Desarrollar capacidades
El mercado laboral ya no puede explicarse únicamente por el empleo. En Río Cuarto, un conversatorio propuso pensar cómo la inteligencia artificial, la transformación tecnológica y las economías regionales obligan a reconstruir capacidades locales para producir, innovar y generar nuevos acuerdos sociales.
SOCIAL
GloCal


La discusión sobre el mercado laboral suele comenzar con los indicadores de empleo, desempleo y subocupación. Sin embargo, la pregunta de fondo ya no es cuántos puestos de trabajo se crean o se destruyen, sino cómo las transformaciones tecnológicas están redefiniendo la forma en que las comunidades producen, cooperan y construyen desarrollo.
Esa fue la principal idea desarrollada por Ricardo Gianni durante el conversatorio "El trabajo en tiempos de mercado", organizado en la Biblioteca Mariano Moreno de Río Cuarto.
Tomando como punto de partida los últimos datos del INDEC para el aglomerado Río Cuarto y los resultados del libro Educación y mercado laboral, Gianni cuestionó algunas interpretaciones instaladas sobre las juventudes. "Los datos muestran que la mayoría de los jóvenes intenta estudiar y trabajar simultáneamente. El problema no es una falta de voluntad, sino un mercado laboral que cambió profundamente", señaló.

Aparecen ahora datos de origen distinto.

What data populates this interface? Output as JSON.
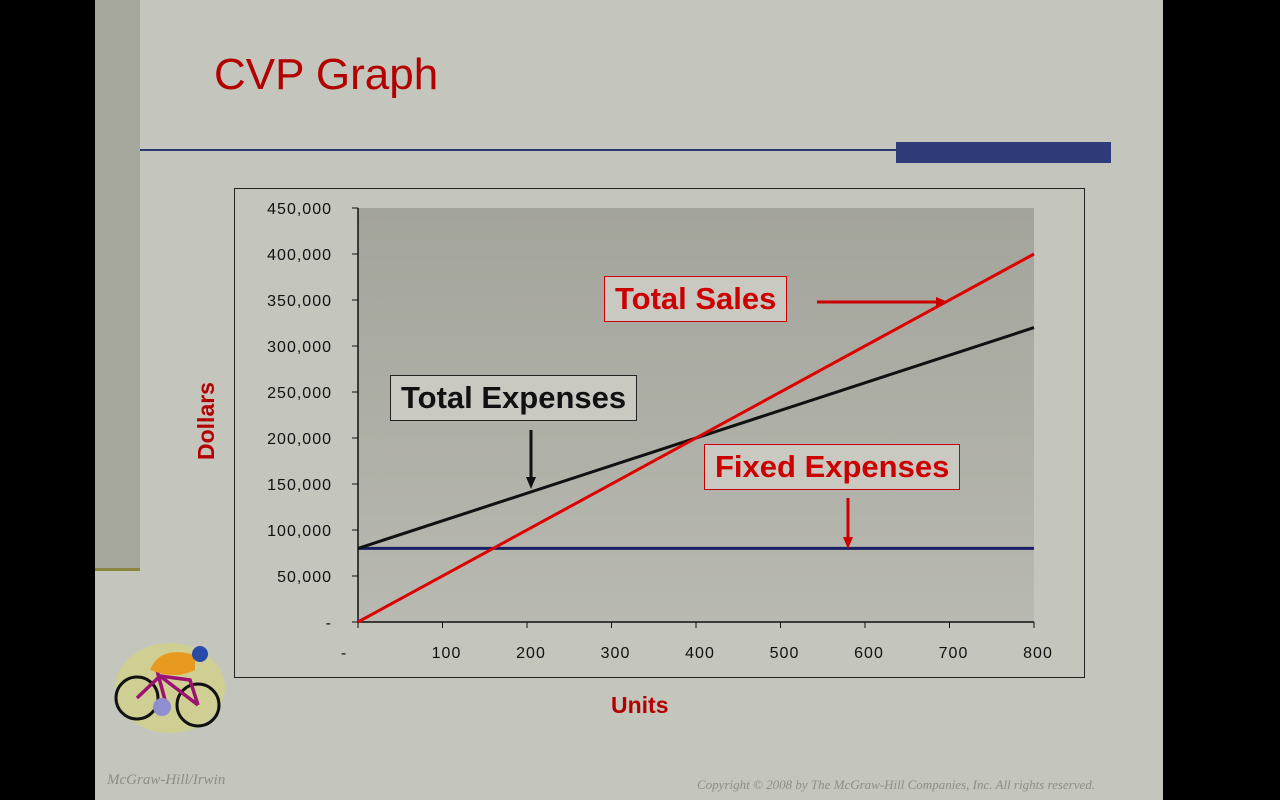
{
  "slide": {
    "title": "CVP Graph",
    "footer_left": "McGraw-Hill/Irwin",
    "footer_right": "Copyright © 2008 by The McGraw-Hill Companies, Inc. All rights reserved.",
    "accent_color": "#b30000",
    "rule_color": "#2e3b78",
    "clipart": "cyclist-icon"
  },
  "chart_data": {
    "type": "line",
    "xlabel": "Units",
    "ylabel": "Dollars",
    "xlim": [
      0,
      800
    ],
    "ylim": [
      0,
      450000
    ],
    "x_ticks": [
      0,
      100,
      200,
      300,
      400,
      500,
      600,
      700,
      800
    ],
    "x_tick_labels": [
      "-",
      "100",
      "200",
      "300",
      "400",
      "500",
      "600",
      "700",
      "800"
    ],
    "y_ticks": [
      0,
      50000,
      100000,
      150000,
      200000,
      250000,
      300000,
      350000,
      400000,
      450000
    ],
    "y_tick_labels": [
      "-",
      "50,000",
      "100,000",
      "150,000",
      "200,000",
      "250,000",
      "300,000",
      "350,000",
      "400,000",
      "450,000"
    ],
    "grid": false,
    "series": [
      {
        "name": "Total Sales",
        "color": "#dd0000",
        "x": [
          0,
          800
        ],
        "y": [
          0,
          400000
        ]
      },
      {
        "name": "Total Expenses",
        "color": "#111111",
        "x": [
          0,
          800
        ],
        "y": [
          80000,
          320000
        ]
      },
      {
        "name": "Fixed Expenses",
        "color": "#1a1f66",
        "x": [
          0,
          800
        ],
        "y": [
          80000,
          80000
        ]
      }
    ]
  }
}
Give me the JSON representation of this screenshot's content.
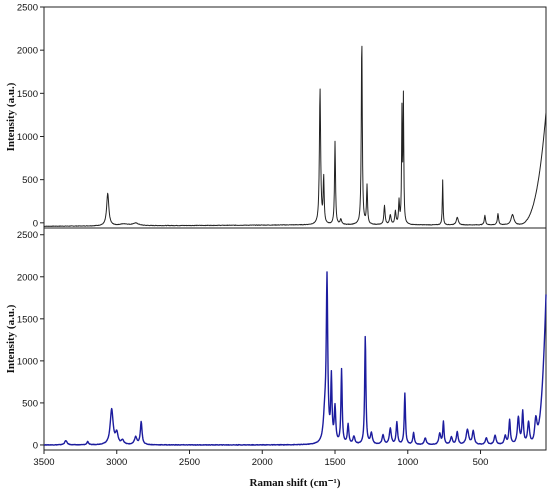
{
  "chart_data": [
    {
      "type": "line",
      "panel": "top",
      "title": "",
      "xlabel": "",
      "ylabel": "Intensity (a.u.)",
      "xlim": [
        3500,
        50
      ],
      "ylim": [
        -60,
        2500
      ],
      "x_reversed": true,
      "show_x_ticks": false,
      "yticks": [
        0,
        500,
        1000,
        1500,
        2000,
        2500
      ],
      "grid": false,
      "legend": "none",
      "series": [
        {
          "color": "#222222",
          "peaks": [
            {
              "x": 3062,
              "h": 375,
              "w": 9
            },
            {
              "x": 2950,
              "h": 20,
              "w": 40
            },
            {
              "x": 2870,
              "h": 28,
              "w": 25
            },
            {
              "x": 1603,
              "h": 1575,
              "w": 5
            },
            {
              "x": 1578,
              "h": 530,
              "w": 4
            },
            {
              "x": 1500,
              "h": 960,
              "w": 4
            },
            {
              "x": 1460,
              "h": 60,
              "w": 6
            },
            {
              "x": 1316,
              "h": 2190,
              "w": 4
            },
            {
              "x": 1280,
              "h": 450,
              "w": 4
            },
            {
              "x": 1160,
              "h": 220,
              "w": 5
            },
            {
              "x": 1120,
              "h": 110,
              "w": 6
            },
            {
              "x": 1085,
              "h": 150,
              "w": 5
            },
            {
              "x": 1060,
              "h": 260,
              "w": 4
            },
            {
              "x": 1040,
              "h": 1280,
              "w": 3
            },
            {
              "x": 1030,
              "h": 1440,
              "w": 3
            },
            {
              "x": 760,
              "h": 520,
              "w": 3
            },
            {
              "x": 660,
              "h": 90,
              "w": 8
            },
            {
              "x": 470,
              "h": 110,
              "w": 5
            },
            {
              "x": 380,
              "h": 130,
              "w": 5
            },
            {
              "x": 280,
              "h": 120,
              "w": 12
            }
          ],
          "baseline": {
            "start": -40,
            "mid": -25,
            "tail_x": 260,
            "tail_end": 1280
          }
        }
      ]
    },
    {
      "type": "line",
      "panel": "bottom",
      "title": "",
      "xlabel": "Raman shift (cm⁻¹)",
      "ylabel": "Intensity (a.u.)",
      "xlim": [
        3500,
        50
      ],
      "ylim": [
        -60,
        2580
      ],
      "x_reversed": true,
      "xticks": [
        3500,
        3000,
        2500,
        2000,
        1500,
        1000,
        500
      ],
      "yticks": [
        0,
        500,
        1000,
        1500,
        2000,
        2500
      ],
      "grid": false,
      "legend": "none",
      "series": [
        {
          "color": "#1c1c9e",
          "peaks": [
            {
              "x": 3350,
              "h": 50,
              "w": 10
            },
            {
              "x": 3200,
              "h": 40,
              "w": 6
            },
            {
              "x": 3035,
              "h": 420,
              "w": 12
            },
            {
              "x": 3000,
              "h": 130,
              "w": 10
            },
            {
              "x": 2960,
              "h": 50,
              "w": 10
            },
            {
              "x": 2870,
              "h": 90,
              "w": 10
            },
            {
              "x": 2832,
              "h": 270,
              "w": 7
            },
            {
              "x": 1570,
              "h": 330,
              "w": 12
            },
            {
              "x": 1555,
              "h": 1900,
              "w": 6
            },
            {
              "x": 1525,
              "h": 760,
              "w": 5
            },
            {
              "x": 1500,
              "h": 420,
              "w": 6
            },
            {
              "x": 1455,
              "h": 880,
              "w": 5
            },
            {
              "x": 1410,
              "h": 230,
              "w": 6
            },
            {
              "x": 1370,
              "h": 90,
              "w": 8
            },
            {
              "x": 1292,
              "h": 1290,
              "w": 5
            },
            {
              "x": 1250,
              "h": 130,
              "w": 8
            },
            {
              "x": 1170,
              "h": 110,
              "w": 8
            },
            {
              "x": 1120,
              "h": 190,
              "w": 8
            },
            {
              "x": 1075,
              "h": 260,
              "w": 6
            },
            {
              "x": 1020,
              "h": 610,
              "w": 5
            },
            {
              "x": 960,
              "h": 140,
              "w": 6
            },
            {
              "x": 880,
              "h": 80,
              "w": 8
            },
            {
              "x": 780,
              "h": 130,
              "w": 8
            },
            {
              "x": 755,
              "h": 270,
              "w": 5
            },
            {
              "x": 700,
              "h": 90,
              "w": 8
            },
            {
              "x": 660,
              "h": 150,
              "w": 7
            },
            {
              "x": 590,
              "h": 180,
              "w": 10
            },
            {
              "x": 550,
              "h": 160,
              "w": 8
            },
            {
              "x": 460,
              "h": 80,
              "w": 8
            },
            {
              "x": 400,
              "h": 110,
              "w": 8
            },
            {
              "x": 330,
              "h": 100,
              "w": 8
            },
            {
              "x": 300,
              "h": 290,
              "w": 6
            },
            {
              "x": 240,
              "h": 320,
              "w": 8
            },
            {
              "x": 210,
              "h": 380,
              "w": 6
            },
            {
              "x": 170,
              "h": 260,
              "w": 8
            },
            {
              "x": 120,
              "h": 300,
              "w": 10
            }
          ],
          "baseline": {
            "start": 0,
            "mid": 0,
            "tail_x": 150,
            "tail_end": 1780
          }
        }
      ]
    }
  ]
}
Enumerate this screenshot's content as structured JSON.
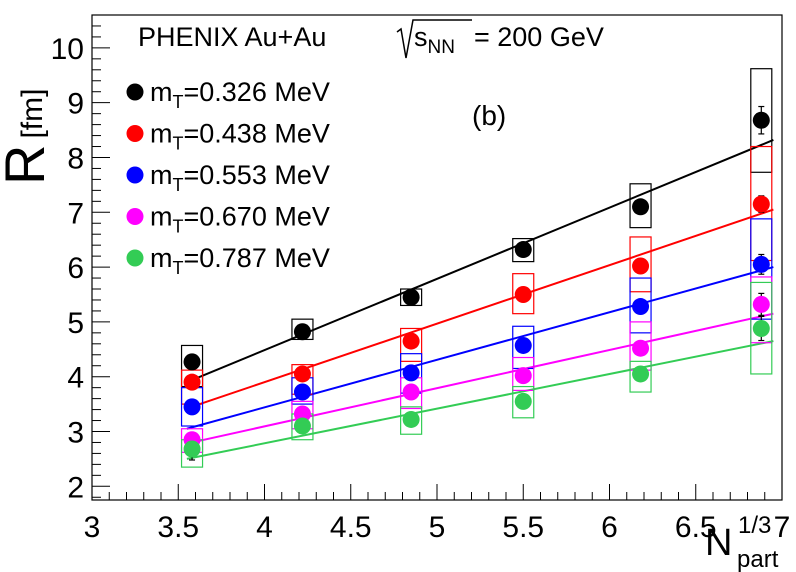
{
  "chart_data": {
    "type": "scatter",
    "title_main": "PHENIX Au+Au",
    "title_sqrt": "s",
    "title_sqrt_sub": "NN",
    "title_energy": "= 200 GeV",
    "panel_label": "(b)",
    "ylabel_main": "R",
    "ylabel_unit": "[fm]",
    "xlabel_main": "N",
    "xlabel_sub": "part",
    "xlabel_sup": "1/3",
    "legend_prefix": "m",
    "legend_sub": "T",
    "xlim": [
      3,
      7
    ],
    "ylim": [
      1.75,
      10.6
    ],
    "x_ticks": [
      "3",
      "3.5",
      "4",
      "4.5",
      "5",
      "5.5",
      "6",
      "6.5",
      "7"
    ],
    "y_ticks": [
      "2",
      "3",
      "4",
      "5",
      "6",
      "7",
      "8",
      "9",
      "10"
    ],
    "x": [
      3.58,
      4.22,
      4.85,
      5.5,
      6.18,
      6.88
    ],
    "series": [
      {
        "name": "=0.326 MeV",
        "color": "#000000",
        "values": [
          4.27,
          4.82,
          5.45,
          6.32,
          7.1,
          8.68
        ],
        "stat_err": [
          0.1,
          0.08,
          0.08,
          0.08,
          0.1,
          0.25
        ],
        "sys_low": [
          3.82,
          4.68,
          5.3,
          6.1,
          6.72,
          7.73
        ],
        "sys_high": [
          4.57,
          5.05,
          5.6,
          6.52,
          7.52,
          9.62
        ],
        "fit": [
          3.55,
          3.9,
          6.95,
          8.32
        ]
      },
      {
        "name": "=0.438 MeV",
        "color": "#ff0000",
        "values": [
          3.9,
          4.05,
          4.65,
          5.5,
          6.02,
          7.15
        ],
        "stat_err": [
          0.08,
          0.08,
          0.08,
          0.08,
          0.08,
          0.15
        ],
        "sys_low": [
          3.5,
          3.68,
          4.28,
          5.15,
          5.55,
          6.12
        ],
        "sys_high": [
          4.12,
          4.22,
          4.88,
          5.88,
          6.55,
          8.2
        ],
        "fit": [
          3.55,
          3.42,
          6.95,
          7.05
        ]
      },
      {
        "name": "=0.553 MeV",
        "color": "#0000ff",
        "values": [
          3.45,
          3.72,
          4.07,
          4.57,
          5.28,
          6.05
        ],
        "stat_err": [
          0.08,
          0.08,
          0.08,
          0.08,
          0.1,
          0.18
        ],
        "sys_low": [
          3.1,
          3.5,
          3.7,
          4.15,
          4.8,
          5.05
        ],
        "sys_high": [
          3.8,
          3.98,
          4.42,
          4.92,
          5.8,
          6.88
        ],
        "fit": [
          3.55,
          3.05,
          6.95,
          6.0
        ]
      },
      {
        "name": "=0.670 MeV",
        "color": "#ff00ff",
        "values": [
          2.85,
          3.32,
          3.72,
          4.02,
          4.52,
          5.32
        ],
        "stat_err": [
          0.08,
          0.08,
          0.08,
          0.08,
          0.1,
          0.2
        ],
        "sys_low": [
          2.62,
          3.05,
          3.42,
          3.75,
          4.12,
          4.62
        ],
        "sys_high": [
          3.05,
          3.55,
          3.98,
          4.35,
          5.0,
          5.82
        ],
        "fit": [
          3.55,
          2.78,
          6.95,
          5.15
        ]
      },
      {
        "name": "=0.787 MeV",
        "color": "#33cc55",
        "values": [
          2.68,
          3.1,
          3.22,
          3.55,
          4.05,
          4.88
        ],
        "stat_err": [
          0.2,
          0.1,
          0.1,
          0.1,
          0.12,
          0.22
        ],
        "sys_low": [
          2.35,
          2.85,
          2.95,
          3.25,
          3.72,
          4.05
        ],
        "sys_high": [
          2.85,
          3.32,
          3.45,
          3.82,
          4.28,
          5.72
        ],
        "fit": [
          3.55,
          2.5,
          6.95,
          4.65
        ]
      }
    ],
    "grid": false,
    "legend_position": "top-left"
  }
}
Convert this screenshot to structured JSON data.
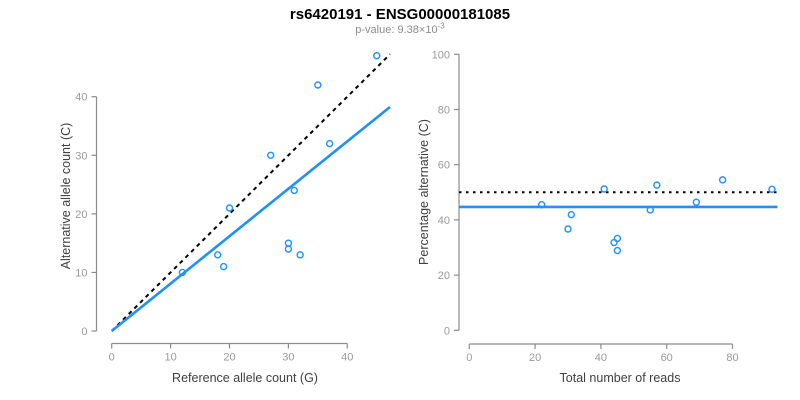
{
  "header": {
    "title": "rs6420191 - ENSG00000181085",
    "pvalue_prefix": "p-value: ",
    "pvalue_mantissa": "9.38",
    "pvalue_times": "×",
    "pvalue_base": "10",
    "pvalue_exponent": "-3"
  },
  "palette": {
    "point_blue": "#1E90FF",
    "fit_blue": "#1E90FF",
    "reference_black": "#000000",
    "axis_gray": "#8c8c8c",
    "tick_label_gray": "#9a9a9a",
    "axis_title_dark": "#404040",
    "subtitle_gray": "#8c8c8c",
    "background": "#ffffff"
  },
  "chart_data": [
    {
      "type": "scatter",
      "name": "allele-count-scatter",
      "title": "",
      "xlabel": "Reference allele count (G)",
      "ylabel": "Alternative allele count (C)",
      "xticks": [
        0,
        10,
        20,
        30,
        40
      ],
      "yticks": [
        0,
        10,
        20,
        30,
        40
      ],
      "xlim": [
        0,
        45
      ],
      "ylim": [
        0,
        47
      ],
      "grid": false,
      "points": [
        {
          "x": 12,
          "y": 10
        },
        {
          "x": 18,
          "y": 13
        },
        {
          "x": 19,
          "y": 11
        },
        {
          "x": 20,
          "y": 21
        },
        {
          "x": 27,
          "y": 30
        },
        {
          "x": 30,
          "y": 14
        },
        {
          "x": 30,
          "y": 15
        },
        {
          "x": 31,
          "y": 24
        },
        {
          "x": 32,
          "y": 13
        },
        {
          "x": 35,
          "y": 42
        },
        {
          "x": 37,
          "y": 32
        },
        {
          "x": 45,
          "y": 47
        }
      ],
      "lines": [
        {
          "name": "identity-line",
          "style": "dashed",
          "color": "#000000",
          "slope": 1,
          "intercept": 0
        },
        {
          "name": "fit-line",
          "style": "solid",
          "color": "#1E90FF",
          "slope": 0.8095,
          "intercept": 0
        }
      ]
    },
    {
      "type": "scatter",
      "name": "percentage-scatter",
      "title": "",
      "xlabel": "Total number of reads",
      "ylabel": "Percentage alternative (C)",
      "xticks": [
        0,
        20,
        40,
        60,
        80
      ],
      "yticks": [
        0,
        20,
        40,
        60,
        80,
        100
      ],
      "xlim": [
        0,
        92
      ],
      "ylim": [
        0,
        100
      ],
      "grid": false,
      "points": [
        {
          "x": 22,
          "y": 45.5
        },
        {
          "x": 30,
          "y": 36.7
        },
        {
          "x": 31,
          "y": 41.9
        },
        {
          "x": 41,
          "y": 51.2
        },
        {
          "x": 44,
          "y": 31.8
        },
        {
          "x": 45,
          "y": 33.3
        },
        {
          "x": 45,
          "y": 28.9
        },
        {
          "x": 55,
          "y": 43.6
        },
        {
          "x": 57,
          "y": 52.6
        },
        {
          "x": 69,
          "y": 46.4
        },
        {
          "x": 77,
          "y": 54.5
        },
        {
          "x": 92,
          "y": 51.1
        }
      ],
      "lines": [
        {
          "name": "null-50pct-line",
          "style": "dotted",
          "color": "#000000",
          "y": 50
        },
        {
          "name": "fit-line",
          "style": "solid",
          "color": "#1E90FF",
          "y": 44.7
        }
      ]
    }
  ]
}
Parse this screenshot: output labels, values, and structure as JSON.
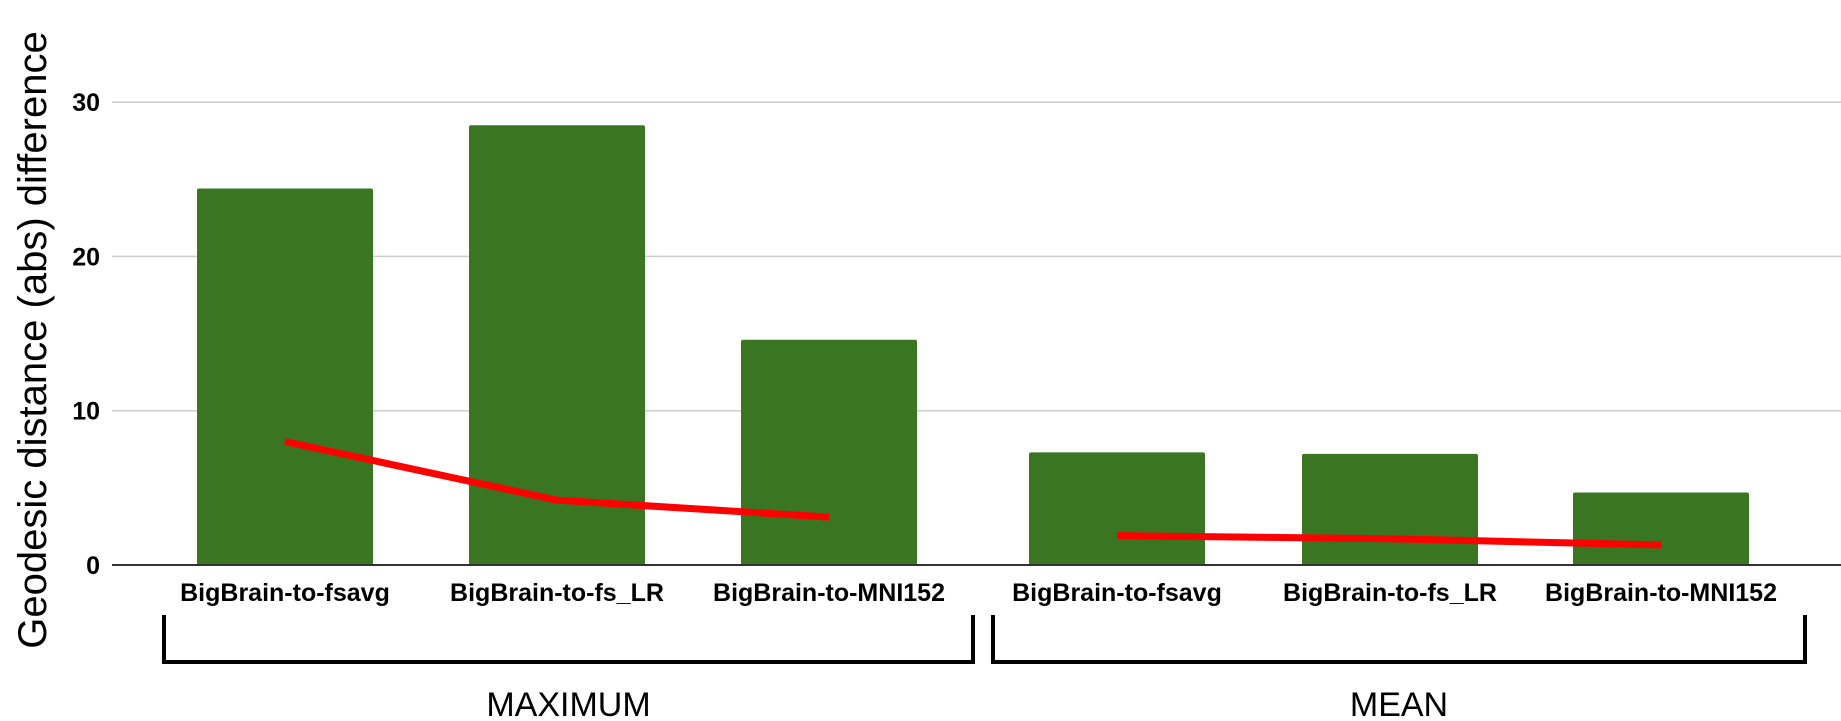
{
  "chart_data": {
    "type": "bar",
    "ylabel": "Geodesic distance (abs) difference",
    "xlabel": "",
    "title": "",
    "ylim": [
      0,
      35
    ],
    "yticks": [
      0,
      10,
      20,
      30
    ],
    "grid": true,
    "categories": [
      "BigBrain-to-fsavg",
      "BigBrain-to-fs_LR",
      "BigBrain-to-MNI152",
      "BigBrain-to-fsavg",
      "BigBrain-to-fs_LR",
      "BigBrain-to-MNI152"
    ],
    "groups": [
      {
        "label": "MAXIMUM",
        "categories": [
          0,
          1,
          2
        ]
      },
      {
        "label": "MEAN",
        "categories": [
          3,
          4,
          5
        ]
      }
    ],
    "series": [
      {
        "type": "bar",
        "color": "#3a7521",
        "values": [
          24.4,
          28.5,
          14.6,
          7.3,
          7.2,
          4.7
        ]
      },
      {
        "type": "line",
        "color": "#ff0000",
        "segments": [
          [
            0,
            1,
            2
          ],
          [
            3,
            4,
            5
          ]
        ],
        "values": [
          8.0,
          4.2,
          3.1,
          1.9,
          1.7,
          1.3
        ]
      }
    ]
  }
}
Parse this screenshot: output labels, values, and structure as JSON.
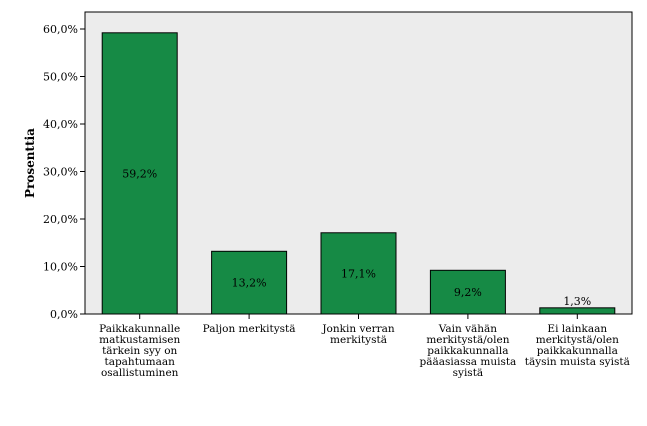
{
  "chart_data": {
    "type": "bar",
    "ylabel": "Prosenttia",
    "xlabel": "",
    "ylim": [
      0,
      60
    ],
    "yticks": [
      0,
      10,
      20,
      30,
      40,
      50,
      60
    ],
    "ytick_labels": [
      "0,0%",
      "10,0%",
      "20,0%",
      "30,0%",
      "40,0%",
      "50,0%",
      "60,0%"
    ],
    "categories": [
      [
        "Paikkakunnalle",
        "matkustamisen",
        "tärkein syy on",
        "tapahtumaan",
        "osallistuminen"
      ],
      [
        "Paljon merkitystä"
      ],
      [
        "Jonkin verran",
        "merkitystä"
      ],
      [
        "Vain vähän",
        "merkitystä/olen",
        "paikkakunnalla",
        "pääasiassa muista",
        "syistä"
      ],
      [
        "Ei lainkaan",
        "merkitystä/olen",
        "paikkakunnalla",
        "täysin muista syistä"
      ]
    ],
    "values": [
      59.2,
      13.2,
      17.1,
      9.2,
      1.3
    ],
    "data_labels": [
      "59,2%",
      "13,2%",
      "17,1%",
      "9,2%",
      "1,3%"
    ],
    "colors": {
      "bar": "#168a45",
      "plot_bg": "#ececec",
      "frame": "#000000"
    },
    "grid": false,
    "legend": "none"
  }
}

La exposición propuso ir más allá de la lectura tradicional de la economía del trabajo. Según explicó, la inteligencia artificial, la automatización y la Industria 4.0 están modificando las propias reglas sobre las que se construyeron las teorías clásicas del empleo. En ese contexto, sostuvo que el análisis basado exclusivamente en la productividad marginal del trabajo resulta insuficiente para comprender los cambios actuales.
Sobre esa base presentó tres interrogantes para abrir el debate local: cuál será el papel de los gobiernos subnacionales frente al nuevo paradigma económico; cómo reorganizar una sociedad cuando el trabajo deja de ser el único ordenador de la vida colectiva; y qué actores estarán en condiciones de conducir esa transformación.
La respuesta, según la perspectiva desarrollada, no pasa por elegir entre Estado o mercado. El desafío consiste en fortalecer las capacidades de los territorios para construir circuitos socioproductivos, agregar valor, generar innovación y consolidar espacios de diálogo entre empresas, universidades, gobiernos y organizaciones sociales.
Más que discutir el futuro del empleo, la propuesta fue pensar el futuro del desarrollo. Porque, en un contexto de cambios acelerados, la principal ventaja competitiva de las economías regionales ya no será únicamente producir más, sino desarrollar capacidades para decidir cómo producir, con quién hacerlo y qué futuro construir desde el territorio.